トリニティ航空が導入する大型機「A330-900neo」(c)news1
トリニティ航空が導入する大型機「A330-900neo」(c)news1

【08月12日 KOREA WAVE】韓国のトリニティ航空(旧ティーウェイ航空)が、欧州など長距離路線の機内・空港サービスを大手航空会社(FSC)並みに引き上げ、新型大型機を投入する。高い搭乗率を維持しながら赤字が続く欧州線の収益構造を改善する狙いだ。

航空業界によると、2026年上半期の仁川発欧州主要4路線の搭乗率は、バルセロナ91%、ローマ89%、パリ87%、フランクフルト85%だった。2025年も平均80%前後を記録しており、安定した旅客需要を確保している。

一方、ティーウェイ航空時代からの格安航空会社(LCC)のイメージが強く、航空券を十分な価格で販売できていないことが収益性を圧迫しているとの見方がある。

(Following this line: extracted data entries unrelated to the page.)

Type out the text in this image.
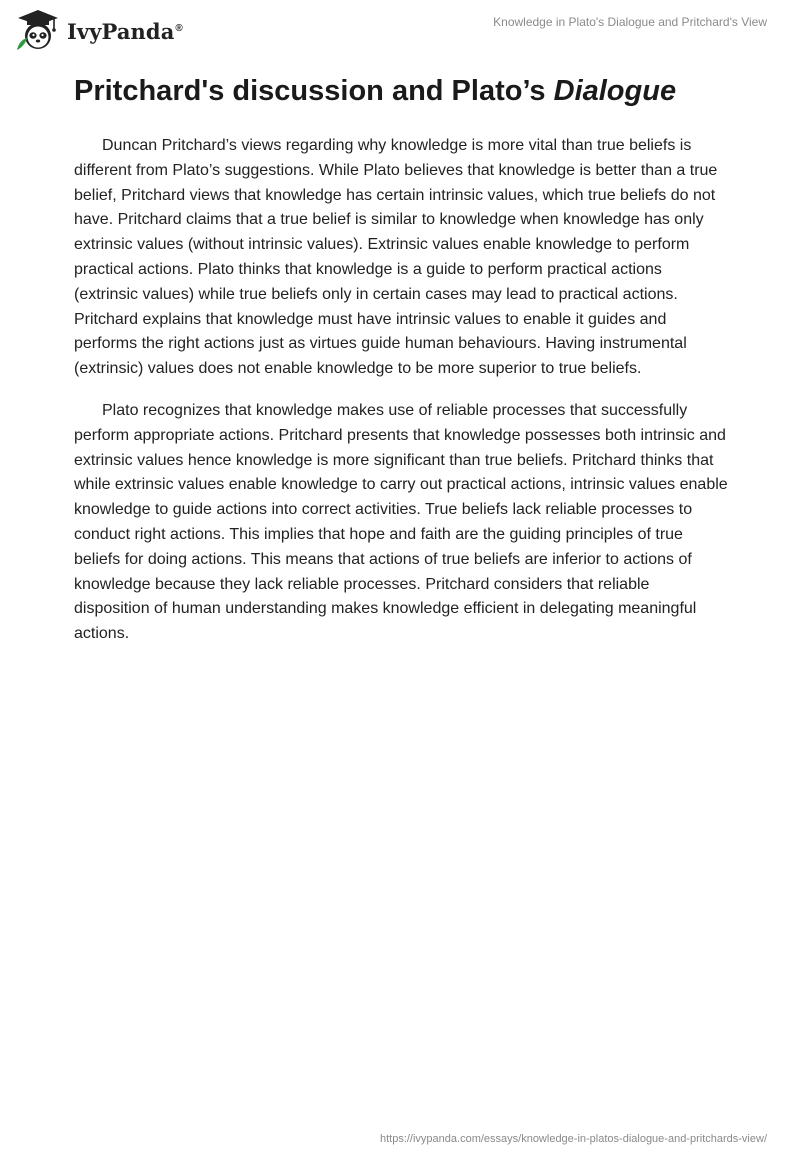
IvyPanda®	Knowledge in Plato's Dialogue and Pritchard's View
Pritchard's discussion and Plato’s Dialogue

Duncan Pritchard’s views regarding why knowledge is more vital than true beliefs is different from Plato’s suggestions. While Plato believes that knowledge is better than a true belief, Pritchard views that knowledge has certain intrinsic values, which true beliefs do not have. Pritchard claims that a true belief is similar to knowledge when knowledge has only extrinsic values (without intrinsic values). Extrinsic values enable knowledge to perform practical actions. Plato thinks that knowledge is a guide to perform practical actions (extrinsic values) while true beliefs only in certain cases may lead to practical actions. Pritchard explains that knowledge must have intrinsic values to enable it guides and performs the right actions just as virtues guide human behaviours. Having instrumental (extrinsic) values does not enable knowledge to be more superior to true beliefs.

Plato recognizes that knowledge makes use of reliable processes that successfully perform appropriate actions. Pritchard presents that knowledge possesses both intrinsic and extrinsic values hence knowledge is more significant than true beliefs. Pritchard thinks that while extrinsic values enable knowledge to carry out practical actions, intrinsic values enable knowledge to guide actions into correct activities. True beliefs lack reliable processes to conduct right actions. This implies that hope and faith are the guiding principles of true beliefs for doing actions. This means that actions of true beliefs are inferior to actions of knowledge because they lack reliable processes. Pritchard considers that reliable disposition of human understanding makes knowledge efficient in delegating meaningful actions.

https://ivypanda.com/essays/knowledge-in-platos-dialogue-and-pritchards-view/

欧州往復航空券はエコノミークラスで大韓航空より30%以上安く、ビジネスクラスも約半額の水準だ。

機材面の制約もある。現在欧州線の主力となっているA330-200は246席で、より大型のA330-300より約100席少ない。ロシアとウクライナの戦争による迂回で飛行距離が約1500キロ延び、A330-300を投入しにくい状況も続いている。

トリニティ航空は6日のブランド発足式で、新たに「選択的サービス航空会社(SSC)」を掲げた。価格競争が激しい短距離では従来のLCC型サービスを維持する一方、欧州など長距離ではFSC級のサービスを提供する戦略だ。

長距離便のエコノミークラスでは機内食にサラダや飲み物を追加し、ビジネスクラスではサラダ、果物、パンなどをコース形式で提供する。ワインやビールのサービスも加える。空港ラウンジや機内エンターテインメント、Wi-Fiも順次導入する予定だ。

年末からは340席のA330-900neoを6機導入し、中長距離路線に順次投入する。現在のA330-200より最大94人多く乗せられるほか、燃費効率も従来のA330シリーズより25%向上するという。

ただ、サービス拡充には追加費用がかかり、座席数が増えれば高い搭乗率と運賃水準を同時に維持する必要がある。FSC級サービスに見合う運賃を確保しながら現在の需要を保てるかが、欧州線の収益改善を左右しそうだ。